Distribution of mating types and genetic diversity induced by sexual recombination in Setosphaeria turcica in northern China

Abstract

Mature ascocarps and ascospores in the heterothallic ascomycete fungus, Setosphaeria turcica, were successfully produced in Sach’s medium with barley culm as the mating stimulator after four weeks’ coincubation of two opposite mating type isolates at 25°C in darkness. A single isolate could not produce ascospores or ascocarps. The ascocarps were produced on the exposed surface and embedded parts of barley culm or in the upper layer of the medium. The asci linked themselves to ascocarp with their short handles and assembled at the bottom of the ascocarp. Many asci had four to six colorless mature ascospores with one to six septa. But asci with eight ascospores were also found.
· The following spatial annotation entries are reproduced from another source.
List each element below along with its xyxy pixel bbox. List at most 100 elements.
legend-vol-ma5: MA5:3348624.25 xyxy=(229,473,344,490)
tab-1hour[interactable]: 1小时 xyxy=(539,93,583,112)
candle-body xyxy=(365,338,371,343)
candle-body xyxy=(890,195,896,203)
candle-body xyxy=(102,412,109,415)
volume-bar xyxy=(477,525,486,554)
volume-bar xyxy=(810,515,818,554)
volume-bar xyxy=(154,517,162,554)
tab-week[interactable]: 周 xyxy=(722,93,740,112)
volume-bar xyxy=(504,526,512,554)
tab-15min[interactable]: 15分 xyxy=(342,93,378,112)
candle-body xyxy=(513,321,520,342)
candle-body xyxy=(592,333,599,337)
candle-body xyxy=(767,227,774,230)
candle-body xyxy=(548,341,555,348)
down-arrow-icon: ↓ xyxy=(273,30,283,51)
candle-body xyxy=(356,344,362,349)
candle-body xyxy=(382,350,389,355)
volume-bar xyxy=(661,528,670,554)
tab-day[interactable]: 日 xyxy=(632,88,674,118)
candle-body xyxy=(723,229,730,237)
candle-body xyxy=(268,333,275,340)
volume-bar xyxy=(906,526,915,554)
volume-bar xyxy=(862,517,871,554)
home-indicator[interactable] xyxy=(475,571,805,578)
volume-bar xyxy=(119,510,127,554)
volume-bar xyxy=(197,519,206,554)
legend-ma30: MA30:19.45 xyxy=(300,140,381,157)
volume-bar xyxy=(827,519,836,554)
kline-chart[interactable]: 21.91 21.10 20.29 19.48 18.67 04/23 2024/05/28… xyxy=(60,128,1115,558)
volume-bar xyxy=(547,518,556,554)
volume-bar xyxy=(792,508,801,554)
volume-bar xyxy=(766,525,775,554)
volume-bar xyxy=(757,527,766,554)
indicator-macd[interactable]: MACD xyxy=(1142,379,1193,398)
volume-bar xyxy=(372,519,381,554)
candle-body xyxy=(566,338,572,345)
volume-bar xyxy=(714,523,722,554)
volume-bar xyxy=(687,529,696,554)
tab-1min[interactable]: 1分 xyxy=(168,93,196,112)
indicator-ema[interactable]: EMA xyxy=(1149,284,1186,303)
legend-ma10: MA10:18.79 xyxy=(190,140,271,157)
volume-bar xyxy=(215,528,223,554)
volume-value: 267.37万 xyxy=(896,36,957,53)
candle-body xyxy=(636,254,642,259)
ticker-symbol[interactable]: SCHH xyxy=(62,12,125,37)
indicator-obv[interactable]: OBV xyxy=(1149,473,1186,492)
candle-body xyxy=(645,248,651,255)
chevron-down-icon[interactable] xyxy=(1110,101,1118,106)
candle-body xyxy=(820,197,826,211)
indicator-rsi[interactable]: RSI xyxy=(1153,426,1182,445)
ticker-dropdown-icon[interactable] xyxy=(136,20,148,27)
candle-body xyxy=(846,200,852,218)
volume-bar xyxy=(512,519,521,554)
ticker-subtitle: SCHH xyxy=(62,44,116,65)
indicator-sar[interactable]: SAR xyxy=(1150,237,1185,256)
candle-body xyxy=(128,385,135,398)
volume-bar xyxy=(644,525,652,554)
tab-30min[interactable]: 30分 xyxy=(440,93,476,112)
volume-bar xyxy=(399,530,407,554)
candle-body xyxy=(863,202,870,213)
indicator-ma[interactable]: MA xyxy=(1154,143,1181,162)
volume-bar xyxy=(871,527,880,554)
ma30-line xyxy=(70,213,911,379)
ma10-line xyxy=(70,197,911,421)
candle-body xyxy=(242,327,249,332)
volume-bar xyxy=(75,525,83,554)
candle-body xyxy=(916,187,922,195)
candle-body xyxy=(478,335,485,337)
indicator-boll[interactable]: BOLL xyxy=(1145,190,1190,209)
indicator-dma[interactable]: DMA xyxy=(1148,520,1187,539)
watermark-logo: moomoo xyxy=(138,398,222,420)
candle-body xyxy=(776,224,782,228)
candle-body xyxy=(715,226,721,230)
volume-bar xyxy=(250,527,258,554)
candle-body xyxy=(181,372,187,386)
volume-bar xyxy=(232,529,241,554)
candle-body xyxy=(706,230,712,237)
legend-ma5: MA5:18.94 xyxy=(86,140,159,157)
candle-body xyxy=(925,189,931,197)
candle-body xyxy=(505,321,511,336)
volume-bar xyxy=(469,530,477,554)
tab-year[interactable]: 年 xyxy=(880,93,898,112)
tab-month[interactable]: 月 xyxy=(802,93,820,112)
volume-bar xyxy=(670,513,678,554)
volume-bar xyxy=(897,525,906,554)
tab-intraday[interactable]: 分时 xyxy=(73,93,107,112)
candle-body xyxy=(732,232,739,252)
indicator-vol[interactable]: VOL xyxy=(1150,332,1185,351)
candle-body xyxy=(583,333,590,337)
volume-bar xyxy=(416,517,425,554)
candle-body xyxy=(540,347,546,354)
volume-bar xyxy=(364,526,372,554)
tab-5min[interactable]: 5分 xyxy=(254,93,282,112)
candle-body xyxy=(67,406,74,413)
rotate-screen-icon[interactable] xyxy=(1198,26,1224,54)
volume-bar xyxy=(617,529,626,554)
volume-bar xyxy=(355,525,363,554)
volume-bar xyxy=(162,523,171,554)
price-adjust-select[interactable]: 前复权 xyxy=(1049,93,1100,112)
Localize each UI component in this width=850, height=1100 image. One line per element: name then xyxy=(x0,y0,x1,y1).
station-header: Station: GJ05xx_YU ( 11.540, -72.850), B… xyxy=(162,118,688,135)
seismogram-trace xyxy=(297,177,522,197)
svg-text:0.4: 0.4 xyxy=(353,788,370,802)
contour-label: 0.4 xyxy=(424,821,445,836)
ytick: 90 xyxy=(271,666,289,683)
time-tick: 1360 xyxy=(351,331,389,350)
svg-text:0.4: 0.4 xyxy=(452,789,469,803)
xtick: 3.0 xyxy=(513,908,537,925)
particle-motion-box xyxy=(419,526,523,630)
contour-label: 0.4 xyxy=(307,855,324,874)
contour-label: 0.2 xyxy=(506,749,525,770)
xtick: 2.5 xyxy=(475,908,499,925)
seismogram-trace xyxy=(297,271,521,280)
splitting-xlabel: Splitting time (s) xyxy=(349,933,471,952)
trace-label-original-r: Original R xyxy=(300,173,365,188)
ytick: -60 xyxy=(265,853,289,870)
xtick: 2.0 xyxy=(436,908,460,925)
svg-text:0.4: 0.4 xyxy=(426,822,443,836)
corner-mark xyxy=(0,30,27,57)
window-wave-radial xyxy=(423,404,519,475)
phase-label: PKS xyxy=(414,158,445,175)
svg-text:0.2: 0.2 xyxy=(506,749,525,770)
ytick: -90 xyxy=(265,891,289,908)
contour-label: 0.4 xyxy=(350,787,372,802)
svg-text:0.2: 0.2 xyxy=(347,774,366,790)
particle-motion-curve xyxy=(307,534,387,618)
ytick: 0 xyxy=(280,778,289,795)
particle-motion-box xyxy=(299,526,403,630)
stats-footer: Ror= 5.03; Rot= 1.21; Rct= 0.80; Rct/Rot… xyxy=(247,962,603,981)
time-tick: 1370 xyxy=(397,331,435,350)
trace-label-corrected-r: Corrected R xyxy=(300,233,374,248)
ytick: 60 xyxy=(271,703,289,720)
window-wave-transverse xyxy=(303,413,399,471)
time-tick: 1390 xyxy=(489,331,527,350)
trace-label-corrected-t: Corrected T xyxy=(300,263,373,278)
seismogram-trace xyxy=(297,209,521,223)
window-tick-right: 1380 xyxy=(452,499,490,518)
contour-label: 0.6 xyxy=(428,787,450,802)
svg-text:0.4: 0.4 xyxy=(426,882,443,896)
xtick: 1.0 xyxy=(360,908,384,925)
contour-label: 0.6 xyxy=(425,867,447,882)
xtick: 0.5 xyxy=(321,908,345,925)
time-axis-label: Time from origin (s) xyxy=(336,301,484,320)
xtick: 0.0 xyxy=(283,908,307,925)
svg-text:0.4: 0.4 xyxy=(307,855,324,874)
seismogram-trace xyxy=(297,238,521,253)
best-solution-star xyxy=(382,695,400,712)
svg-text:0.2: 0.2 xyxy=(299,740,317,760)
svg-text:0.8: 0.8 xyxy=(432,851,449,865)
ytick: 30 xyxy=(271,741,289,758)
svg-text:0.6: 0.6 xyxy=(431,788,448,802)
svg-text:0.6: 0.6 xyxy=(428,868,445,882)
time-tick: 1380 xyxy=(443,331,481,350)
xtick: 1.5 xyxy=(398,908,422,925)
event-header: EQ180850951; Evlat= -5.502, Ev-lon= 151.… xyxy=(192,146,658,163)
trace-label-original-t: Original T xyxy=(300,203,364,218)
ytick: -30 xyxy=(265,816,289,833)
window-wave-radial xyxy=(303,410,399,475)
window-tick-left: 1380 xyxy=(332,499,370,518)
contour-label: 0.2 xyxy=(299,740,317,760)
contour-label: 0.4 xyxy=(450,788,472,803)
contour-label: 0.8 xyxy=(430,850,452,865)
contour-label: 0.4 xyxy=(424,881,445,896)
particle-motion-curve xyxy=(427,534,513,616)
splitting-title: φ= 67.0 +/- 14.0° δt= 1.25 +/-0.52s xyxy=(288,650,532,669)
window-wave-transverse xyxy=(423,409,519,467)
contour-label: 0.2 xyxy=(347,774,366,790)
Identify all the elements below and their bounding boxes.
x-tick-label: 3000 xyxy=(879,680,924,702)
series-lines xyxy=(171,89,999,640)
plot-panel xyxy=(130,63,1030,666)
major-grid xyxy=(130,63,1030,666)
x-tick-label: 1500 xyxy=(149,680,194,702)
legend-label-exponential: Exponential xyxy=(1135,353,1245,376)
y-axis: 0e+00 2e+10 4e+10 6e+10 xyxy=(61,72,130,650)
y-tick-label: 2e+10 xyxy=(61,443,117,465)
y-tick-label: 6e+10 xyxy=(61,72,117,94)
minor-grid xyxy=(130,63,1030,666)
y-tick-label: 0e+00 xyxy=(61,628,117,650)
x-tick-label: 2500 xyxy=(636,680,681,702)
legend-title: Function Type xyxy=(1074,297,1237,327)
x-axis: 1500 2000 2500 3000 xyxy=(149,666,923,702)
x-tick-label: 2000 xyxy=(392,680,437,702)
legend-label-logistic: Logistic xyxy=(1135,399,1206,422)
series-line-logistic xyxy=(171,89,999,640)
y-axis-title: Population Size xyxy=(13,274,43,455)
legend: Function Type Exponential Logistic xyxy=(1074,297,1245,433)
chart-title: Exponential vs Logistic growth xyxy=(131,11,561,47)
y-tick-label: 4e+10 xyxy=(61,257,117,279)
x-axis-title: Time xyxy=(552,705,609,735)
Using isolate 9914 and isolate 9961 as standard testers for mating types (MAT1 and MAT2), respectively, 94 isolates of S. turcica collected from northern China in 1999, 2003, and 2004 were grouped into three mating types: MAT1 (53 isolates), MAT2 (31 isolates) and MAT12 (10 isolates). The MAT12 isolates, which were first found in China, were compatible with not only MAT1 isolates but also MAT2 isolates. No MAT12 isolates were found in 1999, but 2 MAT12 isolates and 8 MAT12 isolates were found in 2001 and 2003, respectively. The geographic distribution of different mating types was unequal among locations. Generally the frequency of MAT1 was significantly higher than that of MAT2 and MAT12. The unequal distribution of mating types suggested a low frequency of genetic recombination. The pathogenicity of different mating type isolates was tested on the susceptible corn inbred B37 and the results revealed that the disease latency period, disease incidence, lesion area and conidia production were not significantly different among the three mating type groups. However, the pathogenicity of the progeny isolates of isolate 99-12 (MAT2, race 1) and isolate 99-15 (MAT1, race 0) was significantly different from the parent isolates, isolate 99-12 and isolate 99-15, suggesting that sexual recombination could cause significantly virulence variation in S. turcica. Random amplification of polymorphic DNA (RAPD) analysis also revealed high genotype diversity among the progeny isolates, indicating that the sexual recombination could also produce significant genetic variation in the fungal pathogen.